Insight into ferromagnetic interactions in CuII–LnIII dimers with a compartmental ligand

Abstract

In the last two decades, efforts have been devoted to obtaining insight into the magnetic interactions between Cu^II and Ln^III utilizing experimental and theoretical means. Experimentally, it has been observed that the exchange coupling (J) in Cu^II–Ln^III systems is often found to be ferromagnetic for ≥4f⁷ metal ions. However, exchange interactions at sub-Kelvin temperatures between Cu^II and the anisotropic/isotropic Ln^III ions are not often explored. In this report, we have synthesized a series of heterobimetallic [CuLn(HL)(μ-piv)(piv)₂] complexes (Ln^III = Gd (1), Tb (2), Dy (3) and Er (4)) from a new compartmental Schiff base ligand, N,N’-bis(3-methoxy-5-methylsalicylidene)-1,3-diamino-2-propanol (H₃L). X-ray crystallographic analysis reveals that all four complexes are isostructural and isomorphous. Magnetic susceptibility measurements reveal a ferromagnetic coupling between the Cu^II ion and its respective Ln^III ion for all the complexes, as often observed.

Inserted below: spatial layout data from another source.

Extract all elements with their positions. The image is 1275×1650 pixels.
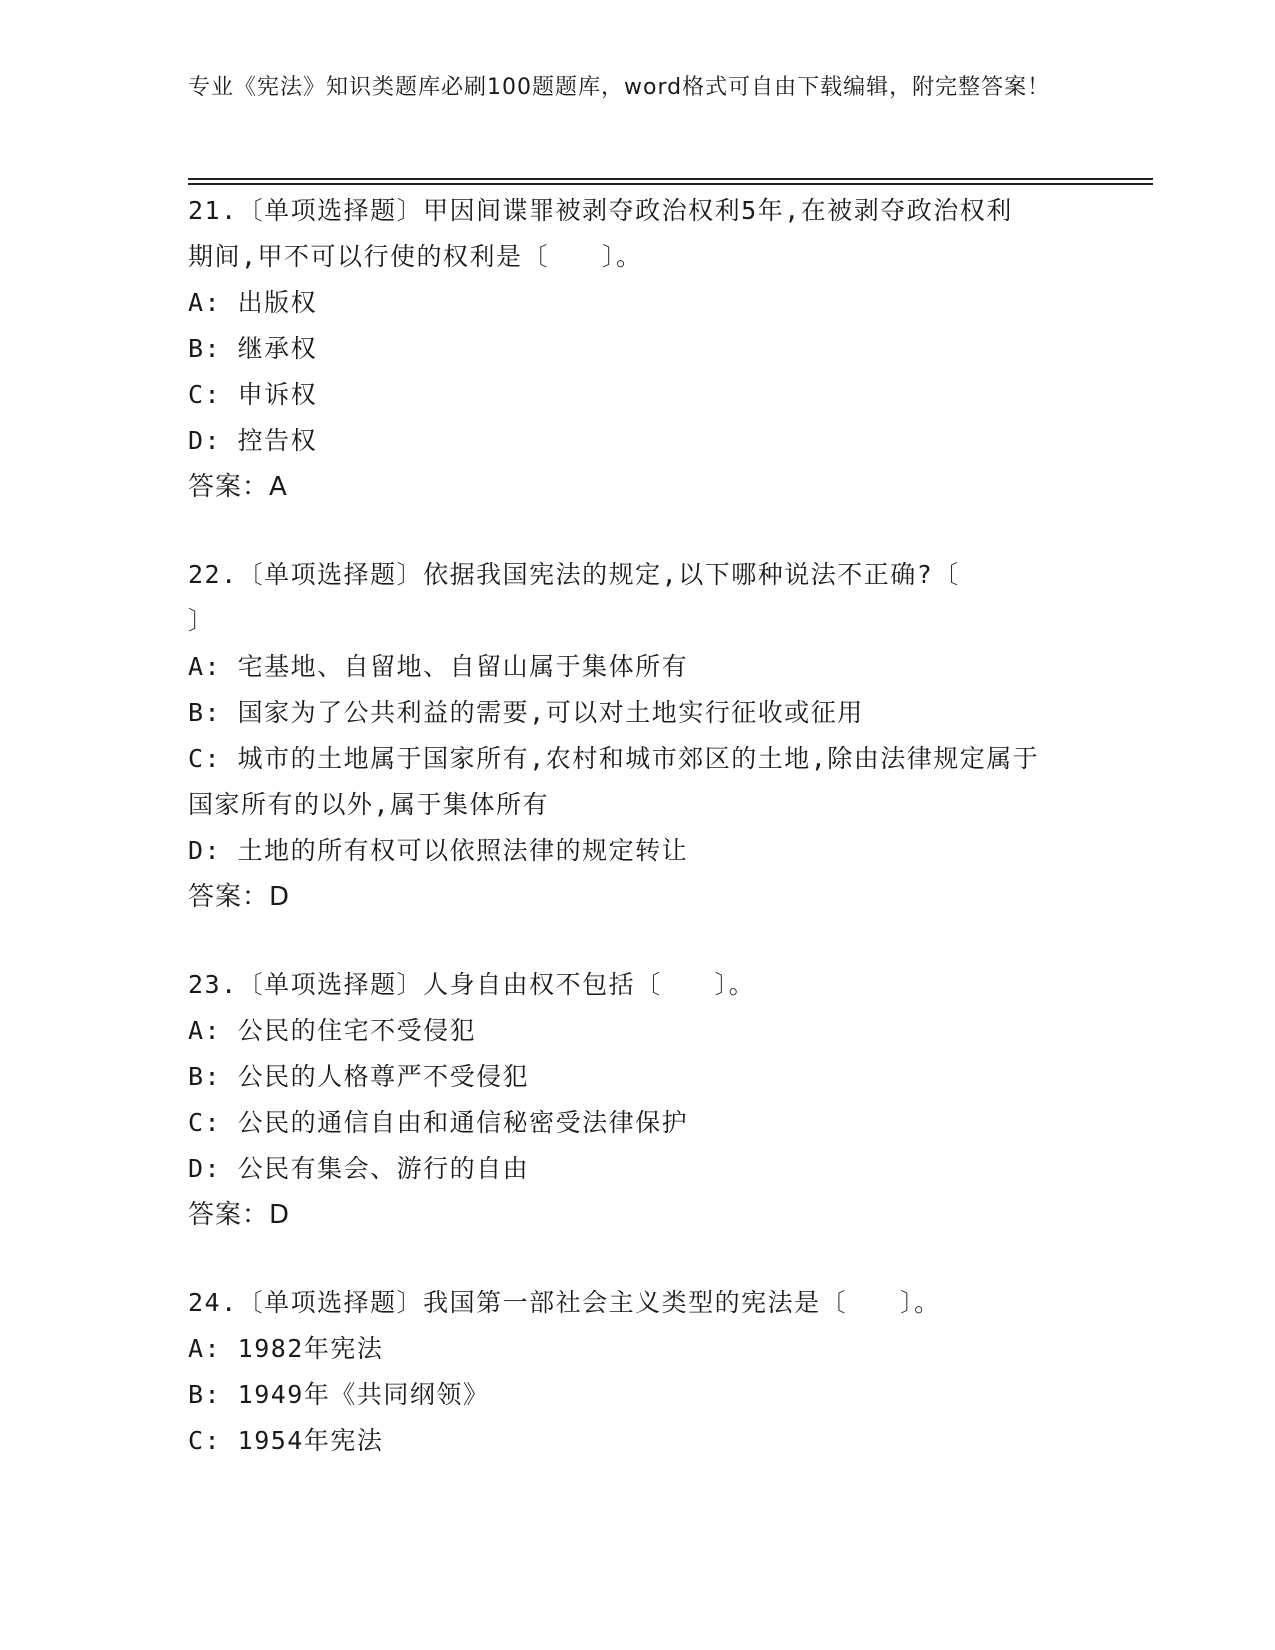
option-a: A: 出版权: [188, 288, 318, 317]
question-list: [188, 188, 1088, 1506]
option-b: B: 1949年《共同纲领》: [188, 1380, 490, 1409]
answer-line: 答案：D: [188, 1200, 291, 1230]
question-text: 23.〔单项选择题〕人身自由权不包括〔 〕。: [188, 970, 756, 999]
option-c: C: 公民的通信自由和通信秘密受法律保护: [188, 1108, 689, 1137]
option-d: D: 土地的所有权可以依照法律的规定转让: [188, 836, 689, 865]
question-text: 22.〔单项选择题〕依据我国宪法的规定,以下哪种说法不正确?〔 〕: [188, 560, 1013, 635]
option-a: A: 1982年宪法: [188, 1334, 384, 1363]
option-c: C: 城市的土地属于国家所有,农村和城市郊区的土地,除由法律规定属于国家所有的以外,属于集体所有: [188, 744, 1040, 819]
question-22: [188, 552, 1088, 920]
answer-line: 答案：A: [188, 472, 288, 502]
option-c: C: 申诉权: [188, 380, 318, 409]
answer-line: 答案：D: [188, 882, 291, 912]
header-divider-second: [188, 183, 1153, 185]
question-text: 21.〔单项选择题〕甲因间谍罪被剥夺政治权利5年,在被剥夺政治权利期间,甲不可以行使的权利是〔 〕。: [188, 196, 1013, 271]
question-21: [188, 188, 1088, 510]
option-a: A: 宅基地、自留地、自留山属于集体所有: [188, 652, 689, 681]
option-b: B: 公民的人格尊严不受侵犯: [188, 1062, 530, 1091]
option-b: B: 继承权: [188, 334, 318, 363]
option-d: D: 控告权: [188, 426, 318, 455]
option-d: D: 公民有集会、游行的自由: [188, 1154, 530, 1183]
option-c: C: 1954年宪法: [188, 1426, 384, 1455]
header-divider: [188, 178, 1153, 180]
option-a: A: 公民的住宅不受侵犯: [188, 1016, 477, 1045]
option-b: B: 国家为了公共利益的需要,可以对土地实行征收或征用: [188, 698, 864, 727]
question-24: [188, 1280, 1088, 1464]
document-header: 专业《宪法》知识类题库必刷100题题库，word格式可自由下载编辑，附完整答案！: [188, 75, 1051, 100]
question-text: 24.〔单项选择题〕我国第一部社会主义类型的宪法是〔 〕。: [188, 1288, 941, 1317]
question-23: [188, 962, 1088, 1238]
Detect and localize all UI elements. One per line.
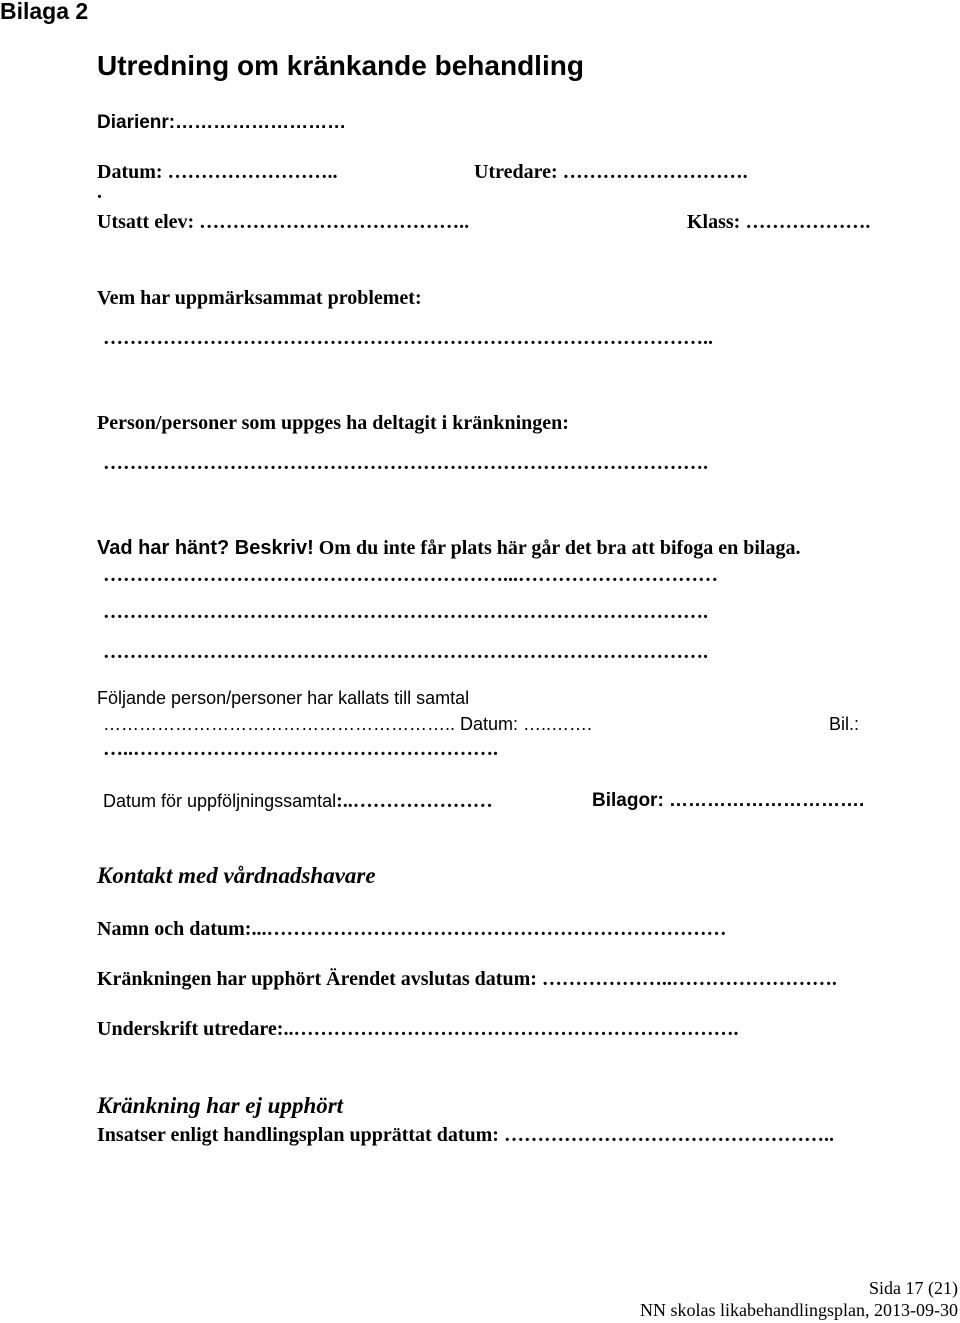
page-number: Sida 17 (21) — [869, 1278, 958, 1298]
underskrift-field: Underskrift utredare:..…………………………………………………………. — [97, 1018, 739, 1040]
vad-instruction: Om du inte får plats här går det bra att bifoga en bilaga. — [313, 537, 801, 559]
bil-label: Bil.: — [829, 714, 860, 734]
attachment-label: Bilaga 2 — [0, 0, 89, 24]
foljande-line-2: …..………………………………………………. — [103, 738, 498, 760]
vem-label: Vem har uppmärksammat problemet: — [97, 287, 422, 309]
kontakt-heading: Kontakt med vårdnadshavare — [97, 863, 376, 888]
datum-uppfoljning-value: :..………………… — [336, 790, 493, 812]
vad-question: Vad har hänt? Beskriv! — [97, 537, 314, 559]
vem-line: ……………………………………………………………………………….. — [103, 327, 713, 349]
personer-line: ………………………………………………………………………………. — [103, 452, 708, 474]
foljande-label: Följande person/personer har kallats till samtal — [97, 688, 470, 708]
page-title: Utredning om kränkande behandling — [97, 50, 584, 81]
vad-line-2: ………………………………………………………………………………. — [103, 601, 708, 623]
datum-field: Datum: …………………….. — [97, 161, 338, 183]
upphort-field: Kränkningen har upphört Ärendet avslutas datum: ………………..……………………. — [97, 968, 837, 990]
stray-dot: . — [97, 181, 102, 203]
datum-uppfoljning-label: Datum för uppföljningssamtal — [103, 791, 337, 811]
namn-datum-field: Namn och datum:...…………………………………………………………… — [97, 918, 727, 940]
insatser-field: Insatser enligt handlingsplan upprättat datum: ………………………………………….. — [97, 1124, 834, 1146]
ej-upphort-heading: Kränkning har ej upphört — [97, 1093, 344, 1118]
utsatt-elev-field: Utsatt elev: ………………………………….. — [97, 211, 470, 233]
bilagor-field: Bilagor: …………………………. — [592, 790, 865, 811]
diarienr-field: Diarienr:……………………… — [97, 112, 347, 133]
datum-uppfoljning-field — [103, 790, 493, 813]
footer-text: NN skolas likabehandlingsplan, 2013-09-30 — [640, 1300, 958, 1320]
vad-line-1: ……………………………………………………...………………………… — [103, 564, 718, 586]
vad-label — [97, 537, 800, 560]
klass-field: Klass: ………………. — [687, 211, 871, 233]
vad-line-3: ………………………………………………………………………………. — [103, 641, 708, 663]
personer-label: Person/personer som uppges ha deltagit i kränkningen: — [97, 412, 569, 434]
foljande-line: ………………………………………………….. Datum: …..……. — [103, 714, 593, 734]
utredare-field: Utredare: ………………………. — [474, 161, 748, 183]
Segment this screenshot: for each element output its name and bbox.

Moreover, μ-SQUID studies, at sub-Kelvin temperatures, show S-shaped hysteresis loops indicating the presence of antiferromagnetic coupling in complexes 1–3. The antiferromagnetic interaction is explained by considering the shortest Cu⋯Cu distance in the crystal structure. The nearly closed loops for 1–3 highlight their fast relaxation characteristics, while the opened loops for 4 might arise from intermolecular ordering. CASSCF calculations allow the quantitative assessment of the interactions, which are further supported by BS-DFT calculations.